L’économie ne sera pas virtuelle
Le dernier billet d’ecosphere met le doigt sur la bulle 2.0 : les survivants de la nouvelle économie n’ont pas tiré de la déroute de leurs anciens confrères les même leçons que les banques, et dans le contexte des absorptions déjà évoquées là valorisent leurs proies à des tarifs faramineux.
Ainsi Yahoo! a-t-il valorisé Facebook, site de social networking centré sur les universités US et qui a rejeté l’offre, à 1 milliard de dollars. Il faut savoir que le résultat net attendu par Facebook en 2006 est de 9 millions de dollars. Comment arrive-t-on à valoriser une entreprise plus de 100 fois ses bénéfices alors qu’à titre de comparaison le ratio est de 20 pour Microsoft, 40 pour Yahoo!, ou 10 pour Total qui est la plus grosse capitalisation française ?
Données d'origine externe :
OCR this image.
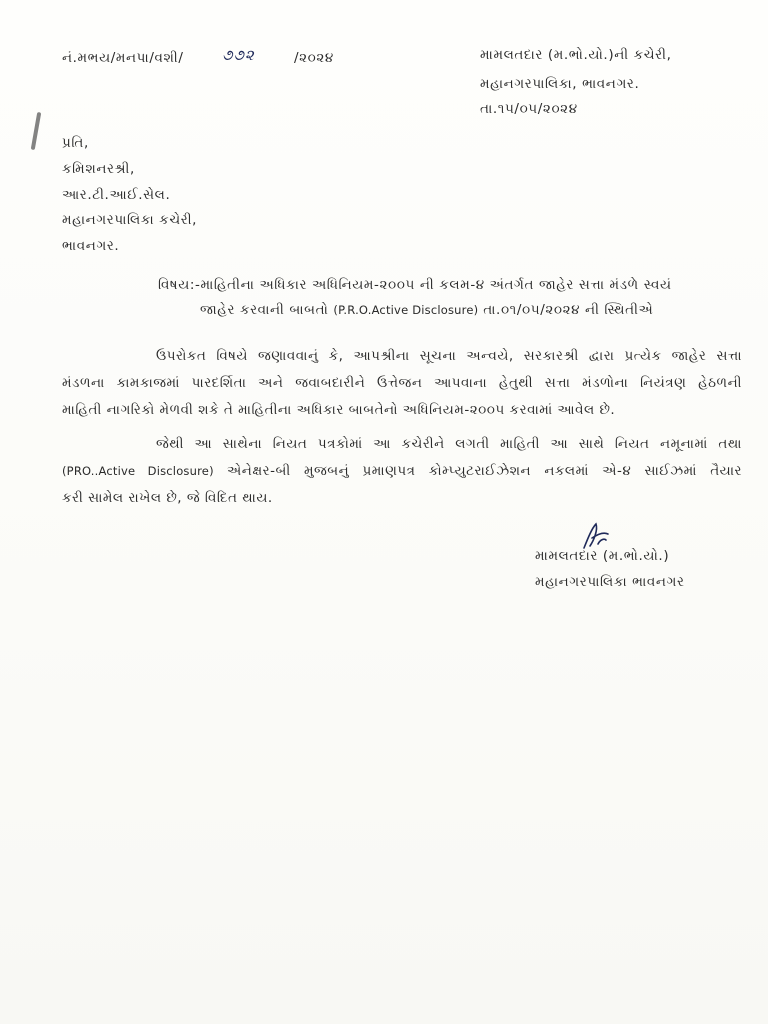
નં.મભય/મનપા/વશી/	૭૭૨	/૨૦૨૪	મામલતદાર (મ.ભો.યો.)ની કચેરી,
મહાનગરપાલિકા, ભાવનગર.
તા.૧૫/૦૫/૨૦૨૪
પ્રતિ,
કમિશનરશ્રી,
આર.ટી.આઈ.સેલ.
મહાનગરપાલિકા કચેરી,
ભાવનગર.
વિષય:-માહિતીના અધિકાર અધિનિયમ-૨૦૦૫ ની કલમ-૪ અંતર્ગત જાહેર સત્તા મંડળે સ્વયં
જાહેર કરવાની બાબતો (P.R.O.Active Disclosure) તા.૦૧/૦૫/૨૦૨૪ ની સ્થિતીએ
ઉપરોકત વિષયે જણાવવાનું કે, આપશ્રીના સૂચના અન્વયે, સરકારશ્રી દ્વારા પ્રત્યેક જાહેર સત્તા
મંડળના કામકાજમાં પારદર્શિતા અને જવાબદારીને ઉત્તેજન આપવાના હેતુથી સત્તા મંડળોના નિયંત્રણ હેઠળની
માહિતી નાગરિકો મેળવી શકે તે માહિતીના અધિકાર બાબતેનો અધિનિયમ-૨૦૦૫ કરવામાં આવેલ છે.
જેથી આ સાથેના નિયત પત્રકોમાં આ કચેરીને લગતી માહિતી આ સાથે નિયત નમૂનામાં તથા
(PRO..Active Disclosure) એનેક્ષર-બી મુજબનું પ્રમાણપત્ર કોમ્પ્યુટરાઈઝેશન નકલમાં એ-૪ સાઈઝમાં તૈયાર
કરી સામેલ રાખેલ છે, જે વિદિત થાય.
મામલતદાર (મ.ભો.યો.)
મહાનગરપાલિકા ભાવનગર
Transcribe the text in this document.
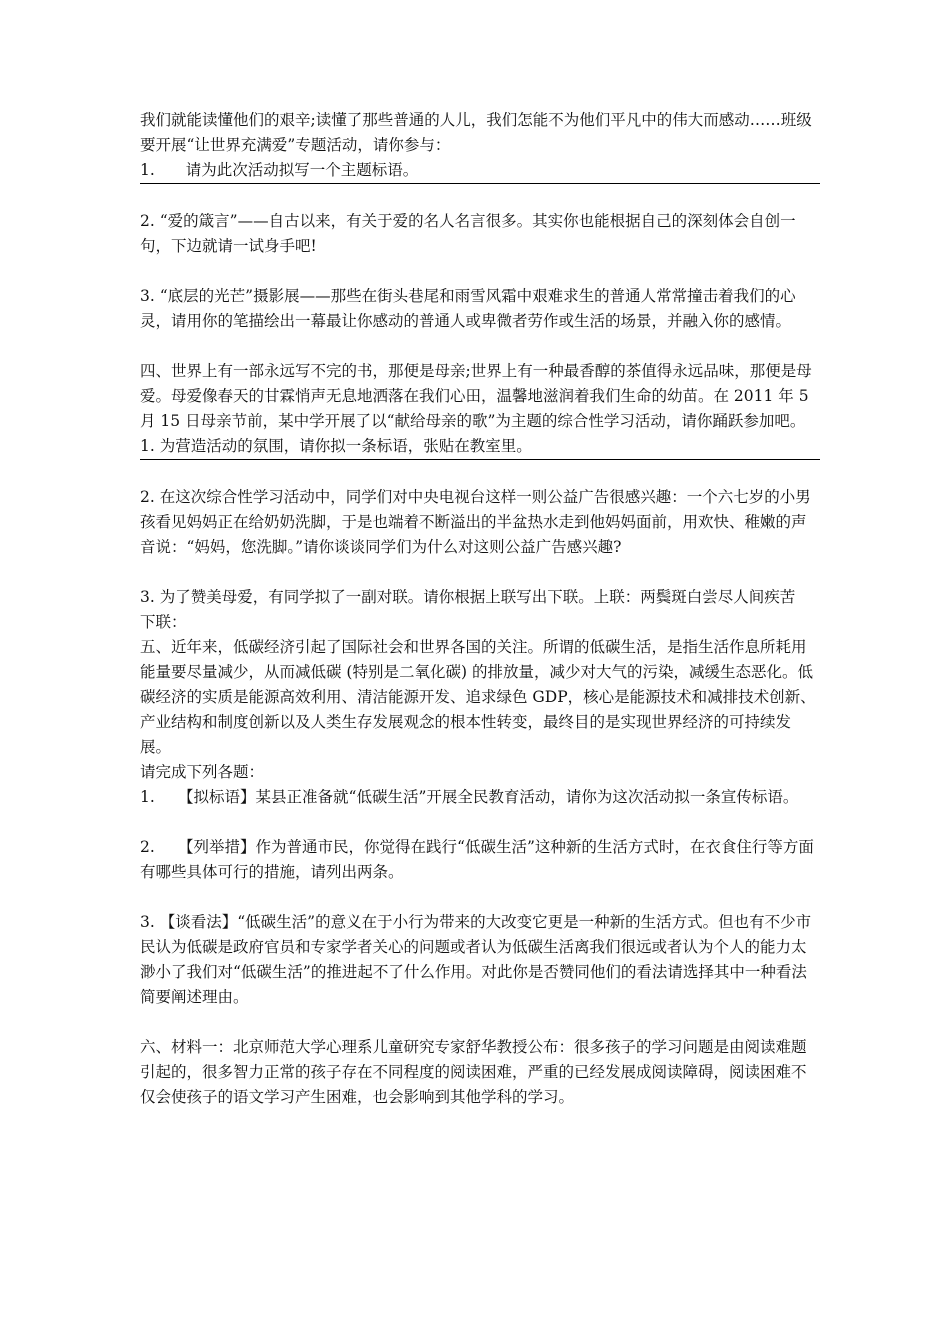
我们就能读懂他们的艰辛;读懂了那些普通的人儿，我们怎能不为他们平凡中的伟大而感动……班级要开展“让世界充满爱”专题活动，请你参与：

1.　　请为此次活动拟写一个主题标语。

2. “爱的箴言”——自古以来，有关于爱的名人名言很多。其实你也能根据自己的深刻体会自创一句，下边就请一试身手吧!

3. “底层的光芒”摄影展——那些在街头巷尾和雨雪风霜中艰难求生的普通人常常撞击着我们的心灵，请用你的笔描绘出一幕最让你感动的普通人或卑微者劳作或生活的场景，并融入你的感情。

四、世界上有一部永远写不完的书，那便是母亲;世界上有一种最香醇的茶值得永远品味，那便是母爱。母爱像春天的甘霖悄声无息地洒落在我们心田，温馨地滋润着我们生命的幼苗。在 2011 年 5 月 15 日母亲节前，某中学开展了以“献给母亲的歌”为主题的综合性学习活动，请你踊跃参加吧。

1. 为营造活动的氛围，请你拟一条标语，张贴在教室里。

2. 在这次综合性学习活动中，同学们对中央电视台这样一则公益广告很感兴趣：一个六七岁的小男孩看见妈妈正在给奶奶洗脚，于是也端着不断溢出的半盆热水走到他妈妈面前，用欢快、稚嫩的声音说：“妈妈，您洗脚。”请你谈谈同学们为什么对这则公益广告感兴趣?

3. 为了赞美母爱，有同学拟了一副对联。请你根据上联写出下联。上联：两鬓斑白尝尽人间疾苦

下联：

五、近年来，低碳经济引起了国际社会和世界各国的关注。所谓的低碳生活，是指生活作息所耗用能量要尽量减少，从而减低碳 (特别是二氧化碳) 的排放量，减少对大气的污染，减缓生态恶化。低碳经济的实质是能源高效利用、清洁能源开发、追求绿色 GDP，核心是能源技术和减排技术创新、产业结构和制度创新以及人类生存发展观念的根本性转变，最终目的是实现世界经济的可持续发展。

请完成下列各题：

1.　　【拟标语】某县正准备就“低碳生活”开展全民教育活动，请你为这次活动拟一条宣传标语。

2.　　【列举措】作为普通市民，你觉得在践行“低碳生活”这种新的生活方式时，在衣食住行等方面有哪些具体可行的措施，请列出两条。

3. 【谈看法】“低碳生活”的意义在于小行为带来的大改变它更是一种新的生活方式。但也有不少市民认为低碳是政府官员和专家学者关心的问题或者认为低碳生活离我们很远或者认为个人的能力太渺小了我们对“低碳生活”的推进起不了什么作用。对此你是否赞同他们的看法请选择其中一种看法简要阐述理由。

六、材料一：北京师范大学心理系儿童研究专家舒华教授公布：很多孩子的学习问题是由阅读难题引起的，很多智力正常的孩子存在不同程度的阅读困难，严重的已经发展成阅读障碍，阅读困难不仅会使孩子的语文学习产生困难，也会影响到其他学科的学习。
C’est simple : on se projette en 2015 (qui sait ce qui se passera d’ici là ?) et on imagine qu’à cet horizon le nombre d’utilisateurs actifs chez les étudiants américains passera de 17% à 55% : 273 milliards de pages vues par an. On imagine aussi que les annonceurs seront prêts à payer 15 fois plus qu’aujourd’hui pour montrer leur publicité à 1000 visiteurs. Comme en plus il y aura plus de 10% d’étudiants supplémentaires d’ici là, c’est le jackpot.
Le principal problème, ce n’est pas que des concurrents plus séduisants vont sans doute apparaître, annihilant le business de ce site en particulier, mais bien que globalement la publicité seule ne pourra pas financer de tels mastodontes : si ces sites continuent à être financés exclusivement par la publicité, et que les investisseurs parient sur une croissance des revenus supérieure à la croissance des budgets publicitaires, ils vont dans le mur. Et avec eux toute l’économie qui dépend d’eux.
Pour que les stars d’aujourd’hui gagnent demain 50 fois plus qu’aujourd’hui alors qu’elles sont déjà leaders de leur marché, il faudra que ce marché attire 50 fois plus d’argent. Or Internet attirait déjà fin 2005 23% des budgets publicitaires…
Les sites condamnés à la rentabilité par leur valorisation d’aujourd’hui devront donc s’écarter du tout gratuit sachant qu’il y aura toujours des communautés plus ou moins désintéressées prêtes à proposer un service gratuit. Il faudra donc que ces sites trouvent quelque chose à vendre : l’économie de demain ne sera pas virtuelle.